«Los elogios y el reconocimiento me acompañaron durante toda mi infancia. Y, sin darme cuenta, poco a poco se convirtieron en una adicción. “La pequeña Eva recita poesía estupendamente —me decían a los seis años—. ¡Seguro que más adelante hablará en público maravillosamente!”. Y la pequeña Eva aprendió la lección. No había alabanza que le bastara, y cada vez aprendía más poesías, cantaba canciones y se recreaba con el reconocimiento de los demás. Incluso es muy posible que confundiera los elogios con el amor. Pero, en todo caso, eso le marcó la ruta a seguir: rendir y alcanzar logros para ser amada, apropiarse de cosas que le sirvieran de confirmación.

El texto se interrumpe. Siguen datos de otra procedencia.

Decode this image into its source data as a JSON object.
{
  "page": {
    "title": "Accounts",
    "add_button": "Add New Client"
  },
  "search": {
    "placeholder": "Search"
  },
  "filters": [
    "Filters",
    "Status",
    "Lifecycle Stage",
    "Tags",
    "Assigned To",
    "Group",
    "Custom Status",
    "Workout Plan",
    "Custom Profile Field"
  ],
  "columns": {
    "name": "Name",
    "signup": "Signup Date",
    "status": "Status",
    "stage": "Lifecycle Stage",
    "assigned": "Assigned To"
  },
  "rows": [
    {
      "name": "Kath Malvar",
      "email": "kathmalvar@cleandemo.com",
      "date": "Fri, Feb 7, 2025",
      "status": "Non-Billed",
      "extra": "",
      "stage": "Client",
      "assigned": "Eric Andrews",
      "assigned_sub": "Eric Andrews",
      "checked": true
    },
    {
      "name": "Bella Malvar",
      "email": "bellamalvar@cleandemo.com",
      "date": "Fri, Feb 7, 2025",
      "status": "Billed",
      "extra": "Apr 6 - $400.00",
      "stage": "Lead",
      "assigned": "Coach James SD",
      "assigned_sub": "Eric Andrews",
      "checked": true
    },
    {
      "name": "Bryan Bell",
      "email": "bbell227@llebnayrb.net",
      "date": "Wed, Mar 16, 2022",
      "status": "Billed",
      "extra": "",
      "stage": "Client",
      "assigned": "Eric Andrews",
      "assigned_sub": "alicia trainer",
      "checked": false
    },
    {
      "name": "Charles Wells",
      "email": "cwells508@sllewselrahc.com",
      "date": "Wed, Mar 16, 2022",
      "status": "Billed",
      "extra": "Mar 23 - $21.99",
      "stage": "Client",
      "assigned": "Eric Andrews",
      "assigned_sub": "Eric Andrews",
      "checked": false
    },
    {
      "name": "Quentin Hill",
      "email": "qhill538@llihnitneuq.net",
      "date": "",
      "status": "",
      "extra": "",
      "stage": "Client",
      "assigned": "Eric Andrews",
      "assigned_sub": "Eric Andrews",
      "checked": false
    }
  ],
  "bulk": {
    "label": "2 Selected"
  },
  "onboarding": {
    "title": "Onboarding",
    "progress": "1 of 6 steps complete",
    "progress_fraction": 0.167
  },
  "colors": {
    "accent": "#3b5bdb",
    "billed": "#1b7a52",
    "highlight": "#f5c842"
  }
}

»No tardó en convertirse en un hábito. A la espera de elogios y aplausos, mi conducta empezó a modificarse de forma imperceptible. Desde aquellos inicios casi juguetones, desarrollé, espoleada por el orgullo, una auténtica adicción al reconocimiento. Para sentirme satisfecha, necesitaba realizar un trabajo cada vez más intenso y más adaptado a las expectativas de los demás: fue una lucha que me llevó al borde de la autoliquidación.
»Descubrir el embuste de aquella pauta supuso un proceso largo y doloroso. Hasta que no se acabaron las alabanzas no fui capaz de reconocer la estrategia que estaba adoptando inconscientemente. Por una vez, la pequeña Eva no había cumplido las expectativas de los demás; y entonces la imagen de mí misma quedó destrozada.»
Este relato autobiográfico de Eva Herman nos plantea una interesante cuestión. Hemos de empezar por reconocer que a todos nos importa el reconocimiento de los demás. Y quienes dicen que no les importa en absoluto, probablemente adoptan una pose de suficiencia que delata su propia inseguridad.
En el mundo profesional, político, académico, cultural…, las ansias de alcanzar nuevas cotas de prestigio o de estimación son siempre un riesgo de adicción al reconocimiento. Está claro que no es malo, ni negativo, querer tener un prestigio personal, una buena reputación. Al contrario, es una pretensión lógica y positiva, pues hace mejorar a las personas y al conjunto de la sociedad, y lo contrario, en cambio, nos haría empeorar a unos y otros. Pero no debemos trabajar ni vivir para ser reconocidos, sino para encontrar nuestro camino de mejora personal en servicio a la sociedad en que nos ha tocado vivir.
Todos necesitamos de una cierta aprobación de los demás y, al tiempo, todos necesitamos no depender demasiado de la confirmación de los demás. Somos interdependientes unos de otros. Todos queremos ser saludados, felicitados, solicitados, tenidos en cuenta. Todos necesitamos autonomía y, a la vez, necesitamos del aprecio y del afecto de los demás.
No debemos vivir pendientes de ese reconocimiento, pero sí debemos estar pendientes de reconocer el mérito y la dignidad de los demás. Reconocer el trabajo de los compañeros, jefes o colaboradores. Reconocer el afecto y los desvelos de que somos objeto dentro de la familia, entre nuestros amigos, en nuestro trabajo. Agradecer el reconocimiento que recibimos de los demás sin tomarlo como excusa para esforzarnos menos o para creernos superiores o imprescindibles. Fomentar en nuestro entorno esa dinámica de aprecio, de estima y de gratitud que nos hace sacar lo mejor de nosotros mismos, y exigirnos más, sean muchas o pocas nuestras cualidades naturales. Una dinámica que no ensalza al mejor dotado para envanecerlo tontamente, ni humilla al que posee menos talento, sino que transmite a todos un deseo de hacer bien las cosas, un sentimiento de seguridad personal, de estímulo para ser mejor. Sentirse reconocido cuando se obra bien es vital para construir una sociedad, pues nos hace sentirnos más comprometidos y rendir más.
Dar reconocimiento es decir lo justo en el momento apropiado. Premiar el esfuerzo y la actitud, no sólo el resultado final. No suelen ser precisos grandes elogios ni recompensas materiales. Muchas veces basta con una sonrisa o unas sencillas palabras de aprecio. Un detalle de atención que expresa nuestra satisfacción, que transmite esa energía que proviene de saberse valorado. Un reconocimiento que no genera adicción, pues no está centrado en el halago personal, sino en el esfuerzo por mejorar y en el sentido de servicio a los demás.